After the judge sets aside the verdict and frees Barnes’s rapist, Barnes commits what the show portrays as a kind of suicide, complete with suicide note, where she leaves university for porn. “Pornstar’s Requiem” narrates this as the failure of the agents of state violence to complete a saving mission. Barnes no longer exists, they lost her. Only Roxxxane Demay remains. Demay partially affirms her position telling Collins, “At least here when I say stop, they stop.” But does so on the verge of tears over a funereal soundtrack making that affirmation instead part of the “resort to porn” narrative. No matter that earlier in the episode Barnes expresses a certain fulfillment with her work in porn, “I signed contracts. I got paid. It felt good. I mean these guys [Barnes looks to each side at the men on campus] look right through me. They have no idea what I’m doing on set with hot porn actors.”

Evie Barnes self-medicates before her funeral. (Screen capture from "Pornstar's Requiem")

Evie Barnes self-medicates before her funeral. (Screen capture from “Pornstar’s Requiem”)

Evie Barnes’s social death is finalized on a porn set. Collins tells her, “You don’t have to be here,” and tries to offer her other options. Demay tell Collins, “Once you’re Roxxxane Demay, you can’t be Evie Barnes again,” takes some kind of pill, disrobes and walks to her burial, a gangbang scene with fifteen men as stand-ins for pallbearers.*** This, as with all saving missions, ends with the ‘saved’ being dehumanized by the saviors. The dehumanization that Barnes fights against earlier in the episode is finalized with the heavy, tragic soundtrack, Barnes/Demay’s tears and Collin’s desperate, sorrowful pleading. She is literally dehumanized in this narrative. The human Evie Barnes is dead and Roxxxane Demay, a fictional character invented by Barnes for stage purposes, now exists in a non-life as the title “Pornstar’s Requiem” suggests. Here Collins and Barnes’s rapists are no longer opposing parties, they find shared ground with Barnes’s dehumanization.

Roxxxane Demay approaches her funeral. (Screen capture from "Pornstar's Requiem")

Roxxxane Demay approaches her funeral and walks into the light. (Screen capture from “Pornstar’s Requiem”)
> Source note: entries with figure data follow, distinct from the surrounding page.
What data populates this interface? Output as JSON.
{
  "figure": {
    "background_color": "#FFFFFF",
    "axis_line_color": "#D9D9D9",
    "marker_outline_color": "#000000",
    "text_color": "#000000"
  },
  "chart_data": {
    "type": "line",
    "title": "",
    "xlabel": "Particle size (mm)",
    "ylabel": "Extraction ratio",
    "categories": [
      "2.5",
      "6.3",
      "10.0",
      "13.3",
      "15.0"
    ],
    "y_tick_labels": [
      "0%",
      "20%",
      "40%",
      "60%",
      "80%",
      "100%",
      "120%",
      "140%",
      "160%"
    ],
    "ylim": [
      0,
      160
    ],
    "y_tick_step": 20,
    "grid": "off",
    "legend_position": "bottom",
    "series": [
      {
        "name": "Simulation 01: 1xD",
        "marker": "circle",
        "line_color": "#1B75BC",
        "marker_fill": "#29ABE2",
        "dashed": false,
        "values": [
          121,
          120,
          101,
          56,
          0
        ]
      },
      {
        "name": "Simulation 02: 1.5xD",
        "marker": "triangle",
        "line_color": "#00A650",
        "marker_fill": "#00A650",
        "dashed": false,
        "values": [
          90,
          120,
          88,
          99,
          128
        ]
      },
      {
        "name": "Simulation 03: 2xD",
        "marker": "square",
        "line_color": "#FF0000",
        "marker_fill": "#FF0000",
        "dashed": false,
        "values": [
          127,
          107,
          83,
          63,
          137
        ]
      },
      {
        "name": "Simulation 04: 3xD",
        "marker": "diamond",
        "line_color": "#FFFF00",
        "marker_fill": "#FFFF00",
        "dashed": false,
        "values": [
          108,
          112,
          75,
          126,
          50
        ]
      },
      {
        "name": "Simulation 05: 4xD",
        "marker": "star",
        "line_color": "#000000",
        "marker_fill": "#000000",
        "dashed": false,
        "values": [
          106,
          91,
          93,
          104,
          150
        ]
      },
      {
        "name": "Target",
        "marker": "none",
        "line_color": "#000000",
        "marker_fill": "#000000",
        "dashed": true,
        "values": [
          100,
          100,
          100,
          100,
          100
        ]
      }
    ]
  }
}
The episode’s end message affirms both agents of patriarchal state violence as sole recourse of accountability (though failed in this instance) to victims of gendered violence and the dehumanization of sex workers. NBC broadcast this message to over two million initial viewers. As with all popular culture, the episode did not invent this message. Instead it (re)produces it in conversation with broader media and popular discourse. “Pornstar’s Requiem” is another exchange in the conversation and in spite of its attempt at critical engagement, it ends up projecting and producing the real-life alienation described by Kross and Knox.

* Kross’s isolated quote can be read to affirm survivor stigmatization.

** Fuck RAINN for throwing a survivor under the bus in its horrible response to the recent Rolling Stone article on the University of Virgina gang rape story.

** The episode strongly suggests a social death and portrays Roxxxane Demay’s evolution as solely horror. There is another interpretation though the show does not point to it in any way at all, what Emi Koyama calls “Negative Survivorship“. Interpreting the scene this way is far better and appropriately positions the agents of state violence with the rapists while supporting Demay/Barnes. Based upon all previous episodes of SVU, this is not the intention of the writers.